Elements of culture are also head-hunting, cannibalism, ritual scarification, painting one's naked body with mud and spending 40 days in the wilderness, male circumcision, female circumcision, neck-stretching, plate lips, filed teeth, wearing penile gourds, tattooing, polygamy, drinking fresh blood from cows, marrying one's first cousin, to name but a few interesting diversions from life in Notting Hill, Muttley, but they're nothing to do with religion.
Of course there are all sorts of traditions within racial groups which contribute to the 'culture' of that group or its sub-groups, but you must keep religion at bay and NOT keep trying to confuse it with RACE.
There are plenty of races who don't (or didn't) have a recognised religion but a system of animistic beliefs based on the spirits of trees, clouds, animals, reptiles and birds. For example, Africans: their beliefs were animistic until Christian explorers came crashing through their jungles to teach them how wrong they were and that Kalulu, the sacred hare, could no more save their souls than stop the Sun in the sky. Africans didn't need Christianity, but the Christians needed souls to save, so they began evangelising the animists and convincing them to change over to their way. Which is why you still have, today, a rather uneasy categorisation of many sub-Saharan African countries as Christian/Animist. If you think of the major colonising countries in Africa, they're British, French, German, Italian, Belgian and Spanish, with the Arab traders/slavers influencing coastal countries with Islam. So you already have C of E, Catholicism, Lutheranism, and Islam all trying to replace the animist beliefs of the different indigenous tribes (although all those tribes would come under the anthropological term 'negroid').
Same with Arabs: an Arab can be a Coptic Christian Egyptian or Lebanese, a Muslim Kuwaiti. So race, per se, doesn't adopt one particular religion: in some areas one is much more prevalent than another, but because one is of a certain race certainly doesn't follow that one is of a certain religion. That's why you must be very careful when trying to drag religion into a discussion on race. The Inuit didn't have a formal religion until beset by earnest Christians, neither did the Tongans or the Solomon Islanders and a whole host of pagan or animist races round the world.

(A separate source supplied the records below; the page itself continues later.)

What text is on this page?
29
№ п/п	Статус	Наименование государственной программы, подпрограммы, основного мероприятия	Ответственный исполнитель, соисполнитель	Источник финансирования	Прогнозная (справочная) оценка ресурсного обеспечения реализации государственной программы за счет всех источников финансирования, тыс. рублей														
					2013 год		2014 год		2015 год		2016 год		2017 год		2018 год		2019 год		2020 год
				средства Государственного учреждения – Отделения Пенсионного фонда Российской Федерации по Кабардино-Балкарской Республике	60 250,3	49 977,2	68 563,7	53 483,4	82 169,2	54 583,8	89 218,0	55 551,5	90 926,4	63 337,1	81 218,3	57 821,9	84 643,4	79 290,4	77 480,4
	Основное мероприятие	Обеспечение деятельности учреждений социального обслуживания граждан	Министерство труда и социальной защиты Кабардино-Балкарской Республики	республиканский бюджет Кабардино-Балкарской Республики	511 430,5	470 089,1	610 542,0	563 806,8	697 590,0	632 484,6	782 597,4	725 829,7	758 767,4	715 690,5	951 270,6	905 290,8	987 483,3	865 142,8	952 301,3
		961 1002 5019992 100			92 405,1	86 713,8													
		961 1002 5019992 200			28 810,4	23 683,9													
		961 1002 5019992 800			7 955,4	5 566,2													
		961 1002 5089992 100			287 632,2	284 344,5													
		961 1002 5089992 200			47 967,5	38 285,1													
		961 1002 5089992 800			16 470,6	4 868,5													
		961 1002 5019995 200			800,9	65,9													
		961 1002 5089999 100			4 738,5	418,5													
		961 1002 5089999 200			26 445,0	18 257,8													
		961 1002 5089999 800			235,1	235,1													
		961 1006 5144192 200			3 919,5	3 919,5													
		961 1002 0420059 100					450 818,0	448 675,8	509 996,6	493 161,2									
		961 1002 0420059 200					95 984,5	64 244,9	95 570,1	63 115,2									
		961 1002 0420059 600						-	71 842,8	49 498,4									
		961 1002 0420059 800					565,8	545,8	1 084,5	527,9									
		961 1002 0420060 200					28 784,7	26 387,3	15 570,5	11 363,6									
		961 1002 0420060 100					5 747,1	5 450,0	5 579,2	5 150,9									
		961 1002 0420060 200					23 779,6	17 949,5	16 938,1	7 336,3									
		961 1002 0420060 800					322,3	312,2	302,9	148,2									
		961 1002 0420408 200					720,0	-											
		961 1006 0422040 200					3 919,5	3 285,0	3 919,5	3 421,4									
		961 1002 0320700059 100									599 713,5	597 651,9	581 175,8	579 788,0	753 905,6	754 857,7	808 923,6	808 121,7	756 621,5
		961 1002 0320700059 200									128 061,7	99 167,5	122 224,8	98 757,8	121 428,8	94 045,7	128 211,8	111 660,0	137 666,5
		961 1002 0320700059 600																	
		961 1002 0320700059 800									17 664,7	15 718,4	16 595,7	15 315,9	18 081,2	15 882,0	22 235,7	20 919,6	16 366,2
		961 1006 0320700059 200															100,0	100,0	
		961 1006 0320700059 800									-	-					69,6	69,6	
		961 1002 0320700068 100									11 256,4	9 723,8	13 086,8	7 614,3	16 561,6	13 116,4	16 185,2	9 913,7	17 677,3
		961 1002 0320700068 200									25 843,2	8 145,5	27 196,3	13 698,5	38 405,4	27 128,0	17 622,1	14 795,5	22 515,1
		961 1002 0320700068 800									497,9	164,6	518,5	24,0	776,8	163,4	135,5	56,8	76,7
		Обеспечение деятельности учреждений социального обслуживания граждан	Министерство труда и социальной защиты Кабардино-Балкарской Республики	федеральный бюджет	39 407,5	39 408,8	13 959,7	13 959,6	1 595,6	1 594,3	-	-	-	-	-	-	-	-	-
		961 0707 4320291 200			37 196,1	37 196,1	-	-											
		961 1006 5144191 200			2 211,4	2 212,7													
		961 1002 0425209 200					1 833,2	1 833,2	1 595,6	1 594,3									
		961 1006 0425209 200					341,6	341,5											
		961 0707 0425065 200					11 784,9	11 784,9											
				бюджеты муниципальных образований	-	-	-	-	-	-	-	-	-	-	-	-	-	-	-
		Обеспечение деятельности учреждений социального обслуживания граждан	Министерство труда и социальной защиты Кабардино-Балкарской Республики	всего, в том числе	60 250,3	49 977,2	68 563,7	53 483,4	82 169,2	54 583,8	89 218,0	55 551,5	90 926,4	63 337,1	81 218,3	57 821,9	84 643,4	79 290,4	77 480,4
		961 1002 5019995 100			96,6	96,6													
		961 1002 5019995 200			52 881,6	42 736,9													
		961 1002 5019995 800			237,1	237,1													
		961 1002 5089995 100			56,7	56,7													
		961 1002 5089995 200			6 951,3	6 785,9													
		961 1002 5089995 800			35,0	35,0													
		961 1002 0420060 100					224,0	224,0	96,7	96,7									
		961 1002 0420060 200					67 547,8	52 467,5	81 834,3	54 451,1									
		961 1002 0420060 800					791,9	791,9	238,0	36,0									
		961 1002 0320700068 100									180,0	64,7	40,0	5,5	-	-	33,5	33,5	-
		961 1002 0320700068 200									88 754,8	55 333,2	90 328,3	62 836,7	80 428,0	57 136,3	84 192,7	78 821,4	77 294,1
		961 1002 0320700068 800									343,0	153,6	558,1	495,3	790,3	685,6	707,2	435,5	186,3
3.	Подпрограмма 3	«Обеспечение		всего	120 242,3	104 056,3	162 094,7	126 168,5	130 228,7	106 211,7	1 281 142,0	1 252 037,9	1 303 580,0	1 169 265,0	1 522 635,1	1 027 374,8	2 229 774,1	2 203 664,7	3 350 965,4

There is DISCRIMINATION, INTOLERANCE, HATRED, and CRUELTY in religious divides, but by no means does it follow that there are differences in the engaged races. You only have to look at how the Protestant and Catholic Christians have torn each other to pieces over the centuries, but are both primarily Caucasian. There are divisions between religions, yes, but it's also the divisions WITHIN religions that make for so much mischief.